Так прозвали его в нашем районе еще в те годы, когда он был рядовым, но, видимо, незаурядным постовым. По крайней мере имя Милиционер Платонов стало одним из трех-четырех нарицательных имен, известных практически всему району: Директор (домостроительного комбината) Бугаев, Первый Секретарь (райкома партии) Огородников, Военком Власов - и Милиционер Платонов, единственный не начальник, рядовой, обычный милиционер, каких было в районе десятки. Было, надо полагать, в нем что-то особенное, выделяющее из общего ряда, может быть, даже пугающее, если мамаши в районе пугали разошедшихся отпрысков не просто милиционером, как везде, а конкретно Милиционером Платоновым. И меня самого однажды, когда я нашалил на улице - то ли стекло мячом разбил, то ли на рябину забрался ради мелких красных горьковатых ягод, - меня проходящая мимо старая ведьма пугала Милиционером Платоновым и, когда я в ответ захохотал, чуть не прибила железной клюкой. Я прыгал перед нею, показывал ей язык, корчил рожи, однако вдруг каким-то сверхъестественным чутьем уловил приближение серьезной опасности, оглянулся и увидел приближающегося в сумерках отца. Он шел необыкновенно ровным, строевым шагом, хоть по секундомеру проверяй, ровно столько, сколько положено по уставу, шагов в минуту, четко впечатывая подошвы юфтевых сапог в асфальт, металлические подковки при этом чуть слышно позвякивали, лица его и мелких деталей мундира, всех этих кантов, выпушек, петличек, пуговичек в сумерках было не различить, он казался словно вырезанным из одного куска, вырубленным из темного камня. Командор, ну настоящий Командор, как мне теперь, из настоящего, представляется, тогда же мне некогда было предаваться литературным ассоциациям, я позорно бежал, удрал с поля боя, предоставив объясняться с отцом старой ведьме, которая, как мне теперь вспоминается, тоже слегка струхнула, вообразив, должно быть, что ненароком наколдовала, накликала явление Милиционера Платонова, во всяком случае, помнится, она переложила свою клюку из правой руки в левую и истово перекрестилась, а потом (ей-богу, не вру!) перекрестила меня, убегающего, видимо, в душе не желая мне зла…

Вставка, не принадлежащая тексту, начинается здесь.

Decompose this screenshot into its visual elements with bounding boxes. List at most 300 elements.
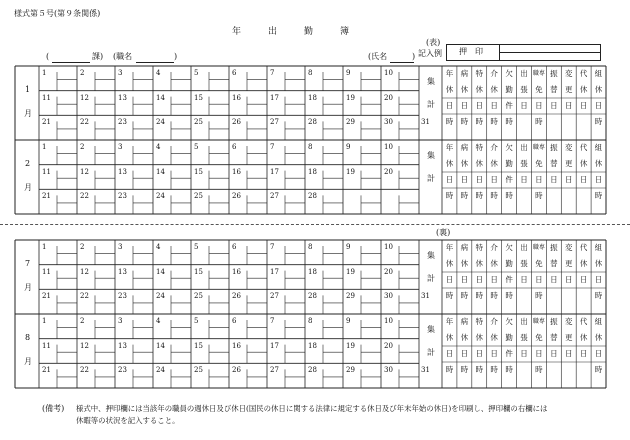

Так что вполне возможно, мой отец и на новом поприще хотел стать не просто охотником, но Охотником Платоновым, образцом, эталоном охотника, доказать, что он как охотник не хуже самого себя - милиционера, что руки и ноги у него по-прежнему крепкие, а глаз - верный. В стремлении доказать это отец не замечал, что не только он сам, но и его верный Трезор дряхлеет буквально на глазах и уже не так стремительно бросается к двери, стоит отцу взять в руки футляр с ружьем и ягдташ; он полагал, что легавая собака должна работать в розыске до смертного часа, и, умирая, завещал бедную собаку мне вместе с дорогим ружьем и прочим отменного качества охотничьим снаряжением.